As Idiomation shared on Thursday of last week, making a mountain out of a moleskin or a molehill is to over-react to a minor issue, or to make something very small into something bigger than what it happens to be. While the moleskin version has a short history, the better-known molehill version stretches much farther back in history.
We all know the expression to make a mountain out of a molehill is in use to this day. Whether it’s Jennifer Kunst, Ph.D. writing an article for Psychology Today (13 December 2013, How To Make A Mountain Out Of A Molehill) or Laura Cano Mora submitting her doctoral thesis titled, “How To Make A Mountain Out Of A Molehill: A Corpus-Based Pragmatic and Conversational Analysis Study of Hyperbole In Interaction” everyone seems to understand the meaning of the phrase.
Even kids watching cartoons like “Phineas and Ferb” have heard the saying used in episodes such as “At The Car Wash” when the evil Dr. Doofenshmirtz explains to Perry the Platypus how he came up with the idea for his Mountain-Out-Of-A-Molehill-Inator. It would seem that after he was told repeatedly by people from all walks of life (from his parents to the firefighters at the local Fire Department) to stop making mountains out of molehills, he decided that if he wasn’t already doing that, maybe it was time he started really doing that. So he did.
English novelist, playwright, and short story writer Wilkie Collins (8 January 1824 – 23 September 1889) published his 1868 mystery novel “The Moonstone” to great acclaim. In this novel, at one point Superintendent Seegrave says to Sergeant Cuff:
There is such a thing as making a mountain out of a molehill.
The point of his comment was that the Superintendent was of the opinion the Sergeant was making way too much of something as trivial as a tiny paint smudge on the door. He was wrong, of course, as that tiny paint smudge on the door proved very important after all.
IMPORTANT NOTE 1: Wilkie Collins was the son of English landscape painter William Collins (1788 – 1847) and is considered the pioneer of detective fiction. His talent lay in his ability to create, choreograph, and master intricate plots coupled with a unique narrative technique.
IMPORTANT NOTE 2: Wilkie Collins’ book “The Moonstone” set the standard by which all other detective fiction is measured.

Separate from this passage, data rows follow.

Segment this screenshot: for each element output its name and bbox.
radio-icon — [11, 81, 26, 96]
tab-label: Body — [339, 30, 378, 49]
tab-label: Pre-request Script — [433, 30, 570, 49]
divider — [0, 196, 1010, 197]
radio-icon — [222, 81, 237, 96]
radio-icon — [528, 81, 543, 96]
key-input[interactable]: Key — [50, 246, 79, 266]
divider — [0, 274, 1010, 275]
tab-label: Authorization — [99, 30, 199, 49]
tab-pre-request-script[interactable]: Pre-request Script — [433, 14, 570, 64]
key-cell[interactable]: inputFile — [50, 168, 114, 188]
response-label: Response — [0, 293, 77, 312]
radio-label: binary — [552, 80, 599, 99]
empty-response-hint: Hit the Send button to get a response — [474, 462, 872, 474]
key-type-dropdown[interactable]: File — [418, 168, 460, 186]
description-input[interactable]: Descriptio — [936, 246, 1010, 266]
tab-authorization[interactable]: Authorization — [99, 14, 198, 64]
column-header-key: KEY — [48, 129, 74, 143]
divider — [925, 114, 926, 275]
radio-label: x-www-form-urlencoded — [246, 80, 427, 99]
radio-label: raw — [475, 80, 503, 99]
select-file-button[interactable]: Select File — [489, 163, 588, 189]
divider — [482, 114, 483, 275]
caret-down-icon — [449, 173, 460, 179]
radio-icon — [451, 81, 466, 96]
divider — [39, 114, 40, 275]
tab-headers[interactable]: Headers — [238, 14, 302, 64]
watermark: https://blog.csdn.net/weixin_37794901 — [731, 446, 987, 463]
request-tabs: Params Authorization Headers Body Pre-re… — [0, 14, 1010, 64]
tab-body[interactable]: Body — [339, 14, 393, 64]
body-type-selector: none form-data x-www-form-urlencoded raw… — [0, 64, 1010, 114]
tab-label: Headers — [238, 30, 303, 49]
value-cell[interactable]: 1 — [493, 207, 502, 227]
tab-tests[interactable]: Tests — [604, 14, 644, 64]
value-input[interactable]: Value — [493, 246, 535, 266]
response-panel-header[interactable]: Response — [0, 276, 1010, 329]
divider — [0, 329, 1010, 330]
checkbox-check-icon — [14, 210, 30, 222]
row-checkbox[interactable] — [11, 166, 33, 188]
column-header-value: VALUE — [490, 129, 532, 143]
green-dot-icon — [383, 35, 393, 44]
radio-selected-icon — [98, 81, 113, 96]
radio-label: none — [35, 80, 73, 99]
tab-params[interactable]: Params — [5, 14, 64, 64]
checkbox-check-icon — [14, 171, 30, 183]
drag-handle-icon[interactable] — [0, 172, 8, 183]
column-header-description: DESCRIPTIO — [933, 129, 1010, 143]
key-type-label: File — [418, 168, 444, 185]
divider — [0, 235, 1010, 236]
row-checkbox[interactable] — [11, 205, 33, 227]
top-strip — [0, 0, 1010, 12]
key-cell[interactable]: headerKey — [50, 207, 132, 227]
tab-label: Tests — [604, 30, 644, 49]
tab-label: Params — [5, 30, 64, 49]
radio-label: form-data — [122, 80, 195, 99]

In this novel, the story was told from a number of points of view having to do with a stolen diamond taken from an Indian idol.
But the expression dates all the way back to 1548 when English playwright, cleric, and schoolmaster Nicholas Udall (1504 – 23 December 1556) used it in his work titled, “The First Tome or Volume of the Paraphrase of Erasmus Upon the New Testament.” What he wrote was this:
The Sophistes of Grece coulde through their copiousness make an Elephant of a flye, and a mountaine of a mollehill.
The idiom to which Nicholas Udall referred was from Greek satirist Lucian (120 – 200 AC) in his work “Ode To A Fly” in which he compared an elephant to a fly. The Latin version of this was elephantem ex musca facere. Of course, as was shared in a previous Idiomation entry, the elephant version is still in use in Russia to this day.
IMPORTANT NOTE 3: Lucian, also known as Lucian of Samosata, was a satirist and rhetorician in Greece. He claimed to be an Assyrian however not everyone agreed with his claim. He mocked superstitions, religious practices, and beliefs in the paranormal although he claimed to believe in the existence of the gods.
So while the moleskin version of this expression only dates back to the early 1900s, the molehill version is solidly nailed to 1548 with a nod to Ancient Greece. Oh, what a difference 350 or so years (plus another 110 or so years to catch up to 2017) can make when it comes to similar, and yet very different, expressions.